[<prev] [next>] [<thread-prev] [thread-next>] [day] [month] [year] [list]
Message-Id: <20141112170509.AED2778F@viggo.jf.intel.com>
Date: Wed, 12 Nov 2014 09:05:09 -0800
From: Dave Hansen <dave@...1.net>
To: hpa@...or.com
Cc: tglx@...utronix.de, mingo@...hat.com, x86@...nel.org,
linux-mm@...ck.org, linux-kernel@...r.kernel.org,
linux-ia64@...r.kernel.org, linux-mips@...ux-mips.org,
qiaowei.ren@...el.com, Dave Hansen <dave@...1.net>,
dave.hansen@...ux.intel.com
Subject: [PATCH 08/11] x86, mpx: [new code] decode MPX instruction to get bound violation information
From: Dave Hansen <dave.hansen@...ux.intel.com>
Note: This is substantially different code from the v9 set.
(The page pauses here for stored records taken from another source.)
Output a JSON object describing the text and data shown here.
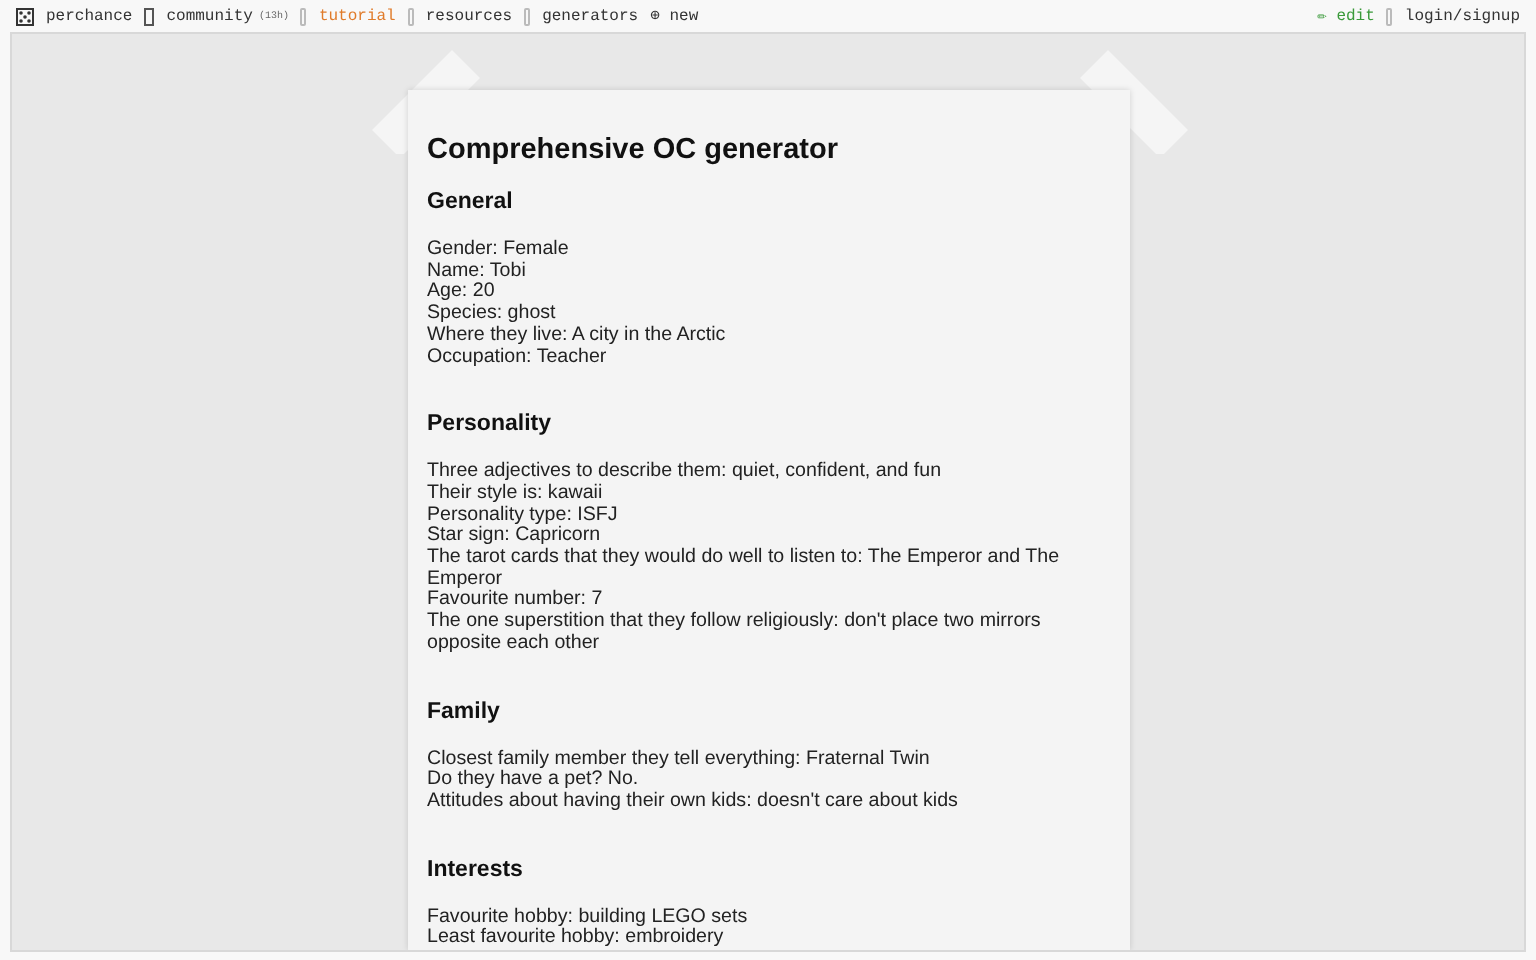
{
  "nav": {
    "left": [
      {
        "label": "perchance",
        "kind": "dice",
        "color": "#333333"
      },
      {
        "label": "community",
        "badge": "(13h)",
        "kind": "box",
        "color": "#333333"
      },
      {
        "label": "tutorial",
        "kind": "bar",
        "color": "#e07b2a"
      },
      {
        "label": "resources",
        "kind": "bar",
        "color": "#333333"
      },
      {
        "label": "generators",
        "kind": "bar",
        "color": "#333333"
      },
      {
        "label": "new",
        "glyph": "⊕",
        "color": "#333333"
      }
    ],
    "right": [
      {
        "label": "edit",
        "glyph": "✏",
        "color": "#3a9a3a"
      },
      {
        "label": "login/signup",
        "kind": "bar",
        "color": "#333333"
      }
    ]
  },
  "title": "Comprehensive OC generator",
  "sections": [
    {
      "heading": "General",
      "lines": [
        "Gender: Female",
        "Name: Tobi",
        "Age: 20",
        "Species: ghost",
        "Where they live: A city in the Arctic",
        "Occupation: Teacher"
      ]
    },
    {
      "heading": "Personality",
      "lines": [
        "Three adjectives to describe them: quiet, confident, and fun",
        "Their style is: kawaii",
        "Personality type: ISFJ",
        "Star sign: Capricorn",
        "The tarot cards that they would do well to listen to: The Emperor and The Emperor",
        "Favourite number: 7",
        "The one superstition that they follow religiously: don't place two mirrors opposite each other"
      ]
    },
    {
      "heading": "Family",
      "lines": [
        "Closest family member they tell everything: Fraternal Twin",
        "Do they have a pet? No.",
        "Attitudes about having their own kids: doesn't care about kids"
      ]
    },
    {
      "heading": "Interests",
      "lines": [
        "Favourite hobby: building LEGO sets",
        "Least favourite hobby: embroidery"
      ]
    }
  ]
}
This patch sets bound violation fields of siginfo struct in #BR
exception handler by decoding the user instruction and constructing
the faulting pointer.
We have to be very careful when decoding these instructions. They
are completely controlled by userspace and may be changed at any
time up to and including the point where we try to copy them in to
the kernel. They may or may not be MPX instructions and could be
completely invalid for all we know.
Note: This code is based on Qiaowei Ren's specialized MPX
decoder, but uses the generic decoder whenever possible. It was
tested for robustness by generating a completely random data
stream and trying to decode that stream. I also unmapped random
pages inside the stream to test the "partial instruction" short
read code.
We kzalloc() the siginfo instead of stack allocating it because
we need to memset() it anyway, and doing this makes it much more
clear when it got initialized by the MPX instruction decoder.
Changes from the old decoder:
* Use the generic decoder instead of custom functions. Saved
~70 lines of code overall.
* Remove insn->addr_bytes code (never used??)
* Make sure never to possibly overflow the regoff[] array, plus
check the register range correctly in 32 and 64-bit modes.
* Allow get_reg() to return an error and have mpx_get_addr_ref()
handle when it sees errors.
* Only call insn_get_*() near where we actually use the values
instead if trying to call them all at once.
* Handle short reads from copy_from_user() and check the actual
number of read bytes against what we expect from
insn_get_length(). If a read stops in the middle of an
instruction, we error out.
* Actually check the opcodes intead of ignoring them.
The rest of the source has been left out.